Critérios ESG transformam a relação das empresas com a gestão de resíduos

Marcello José Abbud
Diego Velázquez
5 Min de leitura

A consolidação dos critérios ambientais, sociais e de governação (ESG) como parâmetro de avaliação empresarial alterou profundamente a forma como as empresas gerem os seus resíduos, uma mudança que Marcello José Abbud, referência em tecnologias inovadoras para o tratamento de resíduos sólidos urbanos, observa ganhar cada vez mais relevância no mercado brasileiro. O que anteriormente era tratado como uma obrigação acessória de conformidade legal passou a integrar a estratégia corporativa, influenciando a reputação, o acesso a capital e as relações comerciais.

Investidores, clientes e parceiros passaram a incorporar critérios socioambientais nas suas decisões, e a gestão de resíduos, por ser mensurável e visível, tornou-se um dos indicadores mais escrutinados do desempenho ambiental das empresas.

Porque é que os resíduos se tornaram um indicador ESG central?

A dimensão ambiental do ESG abrange o clima, a água, a biodiversidade e os resíduos, mas estes últimos apresentam a vantagem de serem facilmente quantificáveis. É possível medir, de forma objetiva, os volumes gerados, as taxas de reciclagem, a correta valorização e encaminhamento dos resíduos, bem como a redução na origem, algo que outras dimensões ambientais nem sempre permitem. Esta capacidade de medição transformou os resíduos numa das métricas mais relevantes dos relatórios de sustentabilidade.

Segundo Marcello José Abbud, os principais referenciais internacionais de reporte estabelecem indicadores específicos sobre a geração e o destino dos resíduos que as empresas devem divulgar. A exigência de transparência aumentou a pressão para que as organizações demonstrem resultados concretos, e não apenas intenções, na gestão dos materiais que descartam.

O risco reputacional de uma gestão inadequada dos resíduos

Num contexto de crescente escrutínio público, a eliminação inadequada de resíduos por parte de uma empresa pode provocar danos reputacionais significativos. Imagens de poluição associadas a uma marca difundem-se rapidamente, e situações de contaminação ou encaminhamento irregular transformam-se em crises capazes de afetar as vendas, o valor de mercado e as relações institucionais. O risco reputacional passou a ter um peso equivalente ao risco regulatório nas decisões empresariais.

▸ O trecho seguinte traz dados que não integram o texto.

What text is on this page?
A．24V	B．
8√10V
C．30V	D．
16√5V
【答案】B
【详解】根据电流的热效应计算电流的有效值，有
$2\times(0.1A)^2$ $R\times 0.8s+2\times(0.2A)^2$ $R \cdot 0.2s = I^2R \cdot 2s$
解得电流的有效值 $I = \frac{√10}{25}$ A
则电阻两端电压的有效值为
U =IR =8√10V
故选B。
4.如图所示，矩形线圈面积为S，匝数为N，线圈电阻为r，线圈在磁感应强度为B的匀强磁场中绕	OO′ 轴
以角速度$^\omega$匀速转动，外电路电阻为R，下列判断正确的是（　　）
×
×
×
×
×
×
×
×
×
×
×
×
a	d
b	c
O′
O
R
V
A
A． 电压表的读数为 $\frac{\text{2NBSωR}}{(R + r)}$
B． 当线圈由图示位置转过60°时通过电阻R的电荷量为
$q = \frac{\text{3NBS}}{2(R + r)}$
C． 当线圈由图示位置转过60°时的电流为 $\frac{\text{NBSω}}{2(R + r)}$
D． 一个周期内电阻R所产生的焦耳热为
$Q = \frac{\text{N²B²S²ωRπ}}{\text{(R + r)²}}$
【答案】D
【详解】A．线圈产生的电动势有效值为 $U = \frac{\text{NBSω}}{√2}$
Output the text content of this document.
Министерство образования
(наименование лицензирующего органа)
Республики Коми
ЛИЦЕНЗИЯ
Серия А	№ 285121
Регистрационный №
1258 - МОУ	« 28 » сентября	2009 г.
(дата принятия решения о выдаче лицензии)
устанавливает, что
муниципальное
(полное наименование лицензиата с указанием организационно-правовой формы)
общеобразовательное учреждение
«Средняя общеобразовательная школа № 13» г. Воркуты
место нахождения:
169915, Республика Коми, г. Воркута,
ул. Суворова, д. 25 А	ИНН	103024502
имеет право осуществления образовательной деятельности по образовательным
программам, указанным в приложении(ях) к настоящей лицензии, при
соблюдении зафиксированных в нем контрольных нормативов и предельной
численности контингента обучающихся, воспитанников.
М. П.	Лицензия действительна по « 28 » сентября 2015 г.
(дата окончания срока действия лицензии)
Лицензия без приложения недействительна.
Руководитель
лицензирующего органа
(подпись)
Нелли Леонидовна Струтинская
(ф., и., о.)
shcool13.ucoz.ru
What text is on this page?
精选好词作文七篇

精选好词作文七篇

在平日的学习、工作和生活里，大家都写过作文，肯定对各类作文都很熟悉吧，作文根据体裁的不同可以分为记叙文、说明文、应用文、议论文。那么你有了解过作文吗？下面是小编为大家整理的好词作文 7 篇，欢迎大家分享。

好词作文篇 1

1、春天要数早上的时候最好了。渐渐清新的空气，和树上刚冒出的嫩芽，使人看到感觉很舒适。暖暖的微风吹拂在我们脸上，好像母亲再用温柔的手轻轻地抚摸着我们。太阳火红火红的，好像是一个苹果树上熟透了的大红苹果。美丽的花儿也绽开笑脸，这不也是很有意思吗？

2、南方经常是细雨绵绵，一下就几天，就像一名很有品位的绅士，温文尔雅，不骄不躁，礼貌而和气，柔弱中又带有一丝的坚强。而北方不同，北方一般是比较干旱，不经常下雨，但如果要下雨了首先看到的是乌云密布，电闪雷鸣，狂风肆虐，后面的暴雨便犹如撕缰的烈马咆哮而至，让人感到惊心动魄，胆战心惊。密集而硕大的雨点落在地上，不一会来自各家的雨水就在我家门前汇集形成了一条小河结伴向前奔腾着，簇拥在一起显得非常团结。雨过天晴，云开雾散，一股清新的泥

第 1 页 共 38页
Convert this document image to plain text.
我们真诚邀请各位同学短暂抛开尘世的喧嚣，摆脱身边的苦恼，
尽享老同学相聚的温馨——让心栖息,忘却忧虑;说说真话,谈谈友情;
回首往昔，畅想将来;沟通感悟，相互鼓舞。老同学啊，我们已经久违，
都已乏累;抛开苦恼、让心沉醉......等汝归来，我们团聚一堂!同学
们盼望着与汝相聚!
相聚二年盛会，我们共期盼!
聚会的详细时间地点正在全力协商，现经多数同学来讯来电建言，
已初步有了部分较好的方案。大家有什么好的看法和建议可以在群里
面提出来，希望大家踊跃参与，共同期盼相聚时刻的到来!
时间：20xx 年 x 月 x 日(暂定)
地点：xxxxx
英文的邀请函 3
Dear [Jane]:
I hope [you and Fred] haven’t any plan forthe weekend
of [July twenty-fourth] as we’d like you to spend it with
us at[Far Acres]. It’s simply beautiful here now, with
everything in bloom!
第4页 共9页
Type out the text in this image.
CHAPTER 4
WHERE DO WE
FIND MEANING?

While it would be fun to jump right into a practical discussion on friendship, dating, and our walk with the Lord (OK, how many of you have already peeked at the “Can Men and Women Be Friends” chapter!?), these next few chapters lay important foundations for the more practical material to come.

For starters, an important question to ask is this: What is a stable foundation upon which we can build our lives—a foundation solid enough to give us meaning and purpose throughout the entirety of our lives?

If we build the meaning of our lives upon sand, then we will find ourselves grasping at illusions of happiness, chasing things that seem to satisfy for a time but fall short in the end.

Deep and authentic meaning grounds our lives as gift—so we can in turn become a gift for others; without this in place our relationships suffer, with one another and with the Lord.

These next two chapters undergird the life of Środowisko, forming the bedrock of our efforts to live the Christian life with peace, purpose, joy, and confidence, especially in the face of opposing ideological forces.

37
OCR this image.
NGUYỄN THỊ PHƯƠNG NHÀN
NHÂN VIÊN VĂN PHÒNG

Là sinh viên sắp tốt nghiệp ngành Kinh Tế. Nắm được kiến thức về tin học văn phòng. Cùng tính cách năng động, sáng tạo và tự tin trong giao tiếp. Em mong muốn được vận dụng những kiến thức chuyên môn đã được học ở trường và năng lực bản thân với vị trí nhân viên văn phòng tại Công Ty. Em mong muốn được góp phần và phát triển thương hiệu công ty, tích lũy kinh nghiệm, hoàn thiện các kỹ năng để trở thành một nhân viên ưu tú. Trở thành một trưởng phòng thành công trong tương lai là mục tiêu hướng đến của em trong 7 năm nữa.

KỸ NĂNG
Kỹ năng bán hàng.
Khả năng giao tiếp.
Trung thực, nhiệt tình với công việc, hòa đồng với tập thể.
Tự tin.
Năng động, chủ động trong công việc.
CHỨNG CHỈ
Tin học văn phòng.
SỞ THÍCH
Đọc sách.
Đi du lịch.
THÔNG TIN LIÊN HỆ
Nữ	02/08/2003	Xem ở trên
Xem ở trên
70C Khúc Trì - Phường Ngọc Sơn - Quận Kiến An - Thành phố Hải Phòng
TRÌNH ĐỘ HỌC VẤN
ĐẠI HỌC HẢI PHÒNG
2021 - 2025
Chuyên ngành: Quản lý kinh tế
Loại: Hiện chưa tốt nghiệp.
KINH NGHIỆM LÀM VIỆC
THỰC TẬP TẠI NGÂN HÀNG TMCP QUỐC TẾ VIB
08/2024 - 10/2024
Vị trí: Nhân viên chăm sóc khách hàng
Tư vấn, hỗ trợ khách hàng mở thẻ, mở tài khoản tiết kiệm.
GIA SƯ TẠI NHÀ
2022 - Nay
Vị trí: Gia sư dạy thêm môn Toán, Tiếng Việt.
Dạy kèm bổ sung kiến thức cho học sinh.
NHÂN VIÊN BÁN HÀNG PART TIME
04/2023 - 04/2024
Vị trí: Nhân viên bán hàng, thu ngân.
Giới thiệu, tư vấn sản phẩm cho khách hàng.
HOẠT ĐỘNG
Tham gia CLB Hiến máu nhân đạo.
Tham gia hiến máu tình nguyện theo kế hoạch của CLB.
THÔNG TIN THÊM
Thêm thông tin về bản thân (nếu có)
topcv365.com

Na perspetiva de Marcello José Abbud, esta exposição alterou a forma como as empresas avaliam a gestão dos resíduos: a sua correta valorização e tratamento deixaram de ser analisados apenas pelo custo direto e passaram a ser ponderados à luz do potencial custo de uma falha. As empresas que gerem os seus resíduos com rigor protegem não só o ambiente, mas também o valor da sua marca e a confiança dos seus públicos.

Marcello José Abbud
Marcello José Abbud

Como o ESG cria mercado para soluções de tratamento de resíduos?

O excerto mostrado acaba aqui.